En l'an Yi-Si, au neuvième mois de l'automne, l'Empereur revint du Palais de Guérison en la Cité Interdite.
Les ministres assemblés s'agenouillèrent en accueil au-delà de la Porte du Méridien, clamant dix mille années de vie à Sa Majesté.
Le pas de l'Empereur était lent, mais son regard brûlait comme une torche. En sa main gauche il portait un sceptre ruyi de jade ; de sa main droite il menait Zhuzhu en sa laisse.
Les clochettes d'or de Zhuzhu tintinnabulaient avec éclat ; son maintien était majestueux et imposant.
L'Empereur monta au Trône du Dragon et demeura assis en silence un long moment avant d'ouvrir enfin sa bouche d'or.
Il parla ainsi : « Nous avons quitté le palais quarante-neuf jours durant. Nos ministres se sont-ils bien portés ? »
Les ministres se prosternèrent contre terre et répondirent d'une seule voix : « Par la grâce de l'immense fortune de Votre Majesté, vos serviteurs se sont tous bien portés. »
L'Empereur sourit légèrement : « Bien portés, c'est bien. Toutefois, lors de Notre séjour au Palais de Guérison, Nous avons ouï dire certaines irrégularités— »
L'atmosphère de la salle se tendit soudainement.
« —Nous avons appris que certaines personnes, profitant de Notre absence, ont modifié en secret le format des documents de la cour. »
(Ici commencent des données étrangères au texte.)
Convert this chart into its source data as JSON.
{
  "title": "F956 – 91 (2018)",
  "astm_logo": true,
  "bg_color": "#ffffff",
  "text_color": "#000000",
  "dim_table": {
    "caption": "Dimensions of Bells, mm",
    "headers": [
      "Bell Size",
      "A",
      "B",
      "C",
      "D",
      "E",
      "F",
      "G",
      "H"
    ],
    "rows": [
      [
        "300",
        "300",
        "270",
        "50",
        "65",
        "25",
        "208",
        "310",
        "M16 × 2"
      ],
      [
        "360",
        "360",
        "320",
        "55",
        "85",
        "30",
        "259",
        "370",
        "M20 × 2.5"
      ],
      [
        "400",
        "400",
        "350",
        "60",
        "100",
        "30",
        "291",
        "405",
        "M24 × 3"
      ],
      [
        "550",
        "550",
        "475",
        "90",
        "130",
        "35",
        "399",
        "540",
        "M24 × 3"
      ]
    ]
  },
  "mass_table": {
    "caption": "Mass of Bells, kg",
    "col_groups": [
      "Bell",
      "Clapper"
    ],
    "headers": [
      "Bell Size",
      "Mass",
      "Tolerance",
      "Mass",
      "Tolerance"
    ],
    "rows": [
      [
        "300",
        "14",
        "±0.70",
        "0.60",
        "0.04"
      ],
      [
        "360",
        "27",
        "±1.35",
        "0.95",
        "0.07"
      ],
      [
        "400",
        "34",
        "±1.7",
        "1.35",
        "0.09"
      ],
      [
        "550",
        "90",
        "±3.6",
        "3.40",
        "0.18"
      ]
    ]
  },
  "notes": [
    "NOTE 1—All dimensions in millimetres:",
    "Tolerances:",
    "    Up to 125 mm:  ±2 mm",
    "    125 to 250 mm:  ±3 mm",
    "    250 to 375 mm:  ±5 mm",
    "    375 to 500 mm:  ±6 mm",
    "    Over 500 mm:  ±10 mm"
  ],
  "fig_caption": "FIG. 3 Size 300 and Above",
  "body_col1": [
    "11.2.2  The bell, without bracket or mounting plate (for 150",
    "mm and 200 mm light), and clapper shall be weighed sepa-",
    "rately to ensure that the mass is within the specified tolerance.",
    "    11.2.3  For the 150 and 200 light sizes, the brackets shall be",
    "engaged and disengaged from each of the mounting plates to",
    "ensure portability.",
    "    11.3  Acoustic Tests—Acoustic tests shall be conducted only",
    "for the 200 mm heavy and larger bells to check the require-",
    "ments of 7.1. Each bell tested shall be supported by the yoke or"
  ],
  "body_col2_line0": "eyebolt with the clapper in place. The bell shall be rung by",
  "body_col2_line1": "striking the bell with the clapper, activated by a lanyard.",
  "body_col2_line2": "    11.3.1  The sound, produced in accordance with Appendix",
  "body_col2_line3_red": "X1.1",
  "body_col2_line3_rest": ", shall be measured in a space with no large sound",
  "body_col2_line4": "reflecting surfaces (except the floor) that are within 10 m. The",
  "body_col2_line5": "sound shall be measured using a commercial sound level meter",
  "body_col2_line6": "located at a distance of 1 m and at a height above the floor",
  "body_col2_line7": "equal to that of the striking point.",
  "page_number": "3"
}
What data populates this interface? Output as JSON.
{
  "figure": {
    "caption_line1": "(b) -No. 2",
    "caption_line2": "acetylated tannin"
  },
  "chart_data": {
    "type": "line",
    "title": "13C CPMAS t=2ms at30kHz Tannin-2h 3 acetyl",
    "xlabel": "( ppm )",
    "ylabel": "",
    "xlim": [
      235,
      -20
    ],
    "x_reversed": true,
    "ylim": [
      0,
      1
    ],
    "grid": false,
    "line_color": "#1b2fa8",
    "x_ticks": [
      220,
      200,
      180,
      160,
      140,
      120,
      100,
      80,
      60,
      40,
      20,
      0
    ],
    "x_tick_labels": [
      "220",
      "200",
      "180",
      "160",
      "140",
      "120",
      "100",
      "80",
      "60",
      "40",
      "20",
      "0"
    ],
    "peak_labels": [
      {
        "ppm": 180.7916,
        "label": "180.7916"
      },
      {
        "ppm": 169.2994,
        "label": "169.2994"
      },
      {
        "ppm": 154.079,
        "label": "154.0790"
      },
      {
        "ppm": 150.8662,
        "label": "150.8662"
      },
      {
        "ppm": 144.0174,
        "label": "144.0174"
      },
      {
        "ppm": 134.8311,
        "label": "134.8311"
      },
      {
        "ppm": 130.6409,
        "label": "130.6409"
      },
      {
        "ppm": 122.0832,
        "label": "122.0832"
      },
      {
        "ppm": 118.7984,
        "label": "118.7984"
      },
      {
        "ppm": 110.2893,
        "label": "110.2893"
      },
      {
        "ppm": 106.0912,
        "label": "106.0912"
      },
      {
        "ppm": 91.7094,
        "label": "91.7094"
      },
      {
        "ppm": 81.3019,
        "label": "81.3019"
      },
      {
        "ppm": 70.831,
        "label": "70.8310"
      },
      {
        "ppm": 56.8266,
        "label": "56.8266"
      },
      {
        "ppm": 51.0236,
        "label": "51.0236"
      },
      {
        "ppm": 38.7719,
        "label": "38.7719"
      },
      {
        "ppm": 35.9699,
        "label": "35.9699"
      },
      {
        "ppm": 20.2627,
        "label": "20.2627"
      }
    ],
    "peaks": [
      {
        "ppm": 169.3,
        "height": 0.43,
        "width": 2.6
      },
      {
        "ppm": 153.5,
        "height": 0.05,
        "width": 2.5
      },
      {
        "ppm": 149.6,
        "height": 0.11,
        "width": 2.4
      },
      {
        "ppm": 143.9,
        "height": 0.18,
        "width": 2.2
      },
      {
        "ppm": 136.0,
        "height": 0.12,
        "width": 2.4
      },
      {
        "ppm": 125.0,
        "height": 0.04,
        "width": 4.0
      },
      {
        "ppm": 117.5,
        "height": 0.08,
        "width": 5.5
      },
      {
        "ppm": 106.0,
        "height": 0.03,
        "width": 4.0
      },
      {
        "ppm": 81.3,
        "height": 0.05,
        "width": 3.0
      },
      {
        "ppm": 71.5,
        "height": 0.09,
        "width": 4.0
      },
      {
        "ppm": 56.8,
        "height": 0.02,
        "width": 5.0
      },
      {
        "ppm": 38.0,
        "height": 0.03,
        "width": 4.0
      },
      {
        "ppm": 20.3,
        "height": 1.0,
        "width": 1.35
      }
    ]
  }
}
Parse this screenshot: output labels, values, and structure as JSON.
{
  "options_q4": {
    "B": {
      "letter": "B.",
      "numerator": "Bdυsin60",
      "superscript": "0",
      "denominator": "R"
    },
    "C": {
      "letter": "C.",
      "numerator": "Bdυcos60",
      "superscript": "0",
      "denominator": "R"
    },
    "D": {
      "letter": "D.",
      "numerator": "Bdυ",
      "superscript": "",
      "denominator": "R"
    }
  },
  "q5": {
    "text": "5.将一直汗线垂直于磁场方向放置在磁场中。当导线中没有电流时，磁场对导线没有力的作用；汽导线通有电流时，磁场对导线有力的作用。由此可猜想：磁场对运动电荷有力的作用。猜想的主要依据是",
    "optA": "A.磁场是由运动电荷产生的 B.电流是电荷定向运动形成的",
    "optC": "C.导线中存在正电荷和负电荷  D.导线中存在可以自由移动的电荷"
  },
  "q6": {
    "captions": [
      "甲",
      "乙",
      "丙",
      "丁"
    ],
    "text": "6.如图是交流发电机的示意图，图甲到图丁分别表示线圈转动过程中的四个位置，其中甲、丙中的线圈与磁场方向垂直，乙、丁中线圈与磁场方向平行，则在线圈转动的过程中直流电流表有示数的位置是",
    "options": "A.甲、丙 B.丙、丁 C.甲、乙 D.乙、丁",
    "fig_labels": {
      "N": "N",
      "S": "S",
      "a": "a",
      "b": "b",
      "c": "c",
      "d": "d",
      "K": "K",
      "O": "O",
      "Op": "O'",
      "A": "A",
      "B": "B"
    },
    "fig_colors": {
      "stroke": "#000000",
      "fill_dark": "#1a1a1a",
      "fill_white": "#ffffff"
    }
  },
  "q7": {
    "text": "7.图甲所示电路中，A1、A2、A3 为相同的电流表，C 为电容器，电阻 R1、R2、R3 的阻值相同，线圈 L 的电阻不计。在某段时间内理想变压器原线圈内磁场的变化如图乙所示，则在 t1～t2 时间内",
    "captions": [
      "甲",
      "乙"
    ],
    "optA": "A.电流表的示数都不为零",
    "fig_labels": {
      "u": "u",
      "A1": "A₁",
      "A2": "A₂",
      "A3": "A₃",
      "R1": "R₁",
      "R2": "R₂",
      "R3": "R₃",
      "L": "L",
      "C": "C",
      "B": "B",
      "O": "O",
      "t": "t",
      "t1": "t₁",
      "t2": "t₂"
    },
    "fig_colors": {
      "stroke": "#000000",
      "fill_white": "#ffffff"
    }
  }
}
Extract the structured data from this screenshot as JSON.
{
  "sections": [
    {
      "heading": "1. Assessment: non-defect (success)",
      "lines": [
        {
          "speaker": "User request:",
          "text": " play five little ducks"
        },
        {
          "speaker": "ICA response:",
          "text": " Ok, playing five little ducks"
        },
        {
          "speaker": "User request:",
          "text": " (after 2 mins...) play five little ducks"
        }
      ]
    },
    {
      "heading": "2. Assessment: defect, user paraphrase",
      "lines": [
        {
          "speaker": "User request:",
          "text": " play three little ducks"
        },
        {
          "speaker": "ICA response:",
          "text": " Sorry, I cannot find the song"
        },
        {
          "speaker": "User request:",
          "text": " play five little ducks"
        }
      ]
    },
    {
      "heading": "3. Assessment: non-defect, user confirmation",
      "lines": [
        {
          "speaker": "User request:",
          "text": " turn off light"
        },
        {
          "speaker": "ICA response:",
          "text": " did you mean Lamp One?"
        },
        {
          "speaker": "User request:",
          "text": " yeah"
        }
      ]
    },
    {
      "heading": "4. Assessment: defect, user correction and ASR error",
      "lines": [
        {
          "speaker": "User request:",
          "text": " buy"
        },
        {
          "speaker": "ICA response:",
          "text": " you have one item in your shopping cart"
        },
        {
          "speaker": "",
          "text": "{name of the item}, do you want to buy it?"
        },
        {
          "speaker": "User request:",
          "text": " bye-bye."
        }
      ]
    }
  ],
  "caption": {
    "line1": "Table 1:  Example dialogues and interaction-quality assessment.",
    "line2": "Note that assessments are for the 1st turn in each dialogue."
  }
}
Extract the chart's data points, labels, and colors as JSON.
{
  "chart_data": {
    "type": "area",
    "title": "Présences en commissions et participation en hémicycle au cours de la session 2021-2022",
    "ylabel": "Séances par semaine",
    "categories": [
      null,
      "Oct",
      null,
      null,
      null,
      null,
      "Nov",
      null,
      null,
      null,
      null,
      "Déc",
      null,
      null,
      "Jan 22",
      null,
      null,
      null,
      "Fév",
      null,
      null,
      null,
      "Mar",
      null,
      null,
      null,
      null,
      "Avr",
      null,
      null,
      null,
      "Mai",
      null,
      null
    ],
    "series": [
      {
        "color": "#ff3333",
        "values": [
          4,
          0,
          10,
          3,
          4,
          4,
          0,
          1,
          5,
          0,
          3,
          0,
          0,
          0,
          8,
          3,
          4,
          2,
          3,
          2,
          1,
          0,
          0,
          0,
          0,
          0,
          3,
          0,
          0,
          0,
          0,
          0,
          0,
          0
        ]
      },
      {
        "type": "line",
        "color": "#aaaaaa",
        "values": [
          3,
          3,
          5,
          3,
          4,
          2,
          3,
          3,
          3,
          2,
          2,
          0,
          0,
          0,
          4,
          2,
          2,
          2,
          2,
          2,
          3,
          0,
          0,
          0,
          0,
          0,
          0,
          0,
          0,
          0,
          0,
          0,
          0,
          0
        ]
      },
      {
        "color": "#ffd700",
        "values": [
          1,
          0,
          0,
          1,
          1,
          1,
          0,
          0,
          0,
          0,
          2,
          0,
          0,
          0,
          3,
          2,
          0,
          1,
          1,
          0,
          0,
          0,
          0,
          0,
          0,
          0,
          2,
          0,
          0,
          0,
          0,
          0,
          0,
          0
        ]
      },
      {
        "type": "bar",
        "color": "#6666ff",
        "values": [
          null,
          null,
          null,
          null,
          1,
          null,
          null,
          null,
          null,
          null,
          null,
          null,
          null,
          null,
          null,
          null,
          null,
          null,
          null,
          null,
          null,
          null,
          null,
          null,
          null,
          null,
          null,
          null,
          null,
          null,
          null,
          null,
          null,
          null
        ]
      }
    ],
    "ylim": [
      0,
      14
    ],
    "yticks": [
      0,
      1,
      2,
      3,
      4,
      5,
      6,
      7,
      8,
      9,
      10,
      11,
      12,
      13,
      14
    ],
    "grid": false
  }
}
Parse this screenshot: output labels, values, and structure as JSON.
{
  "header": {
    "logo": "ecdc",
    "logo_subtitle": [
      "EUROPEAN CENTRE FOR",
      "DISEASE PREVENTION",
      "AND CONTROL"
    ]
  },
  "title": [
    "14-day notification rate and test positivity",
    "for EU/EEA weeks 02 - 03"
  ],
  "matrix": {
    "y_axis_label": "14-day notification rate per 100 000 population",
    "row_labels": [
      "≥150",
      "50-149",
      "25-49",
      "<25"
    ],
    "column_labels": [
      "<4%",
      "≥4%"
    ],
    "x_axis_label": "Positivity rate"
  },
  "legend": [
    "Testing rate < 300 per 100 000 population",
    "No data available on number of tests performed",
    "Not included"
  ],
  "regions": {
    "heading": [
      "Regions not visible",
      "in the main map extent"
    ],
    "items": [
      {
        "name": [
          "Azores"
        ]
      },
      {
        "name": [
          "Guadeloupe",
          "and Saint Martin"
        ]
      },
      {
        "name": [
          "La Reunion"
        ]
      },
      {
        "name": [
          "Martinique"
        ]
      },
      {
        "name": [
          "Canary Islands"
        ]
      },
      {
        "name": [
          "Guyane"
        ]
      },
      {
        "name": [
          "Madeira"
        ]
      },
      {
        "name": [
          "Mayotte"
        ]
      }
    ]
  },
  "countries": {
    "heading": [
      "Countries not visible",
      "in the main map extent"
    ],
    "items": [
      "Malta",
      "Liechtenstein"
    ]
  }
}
Les ministres échangèrent des regards consternés.
L'Empereur poursuivit : « Nous avons en outre appris que certaines personnes ont transporté l'appareil à café de la Cuisine Impériale dans un pavillon latéral. »
Le visage d'un fonctionnaire devint blanc comme cendre.
L'Empereur frappa la table : « Faut-il que de si minces affaires requièrent encore Notre attention personnelle ? »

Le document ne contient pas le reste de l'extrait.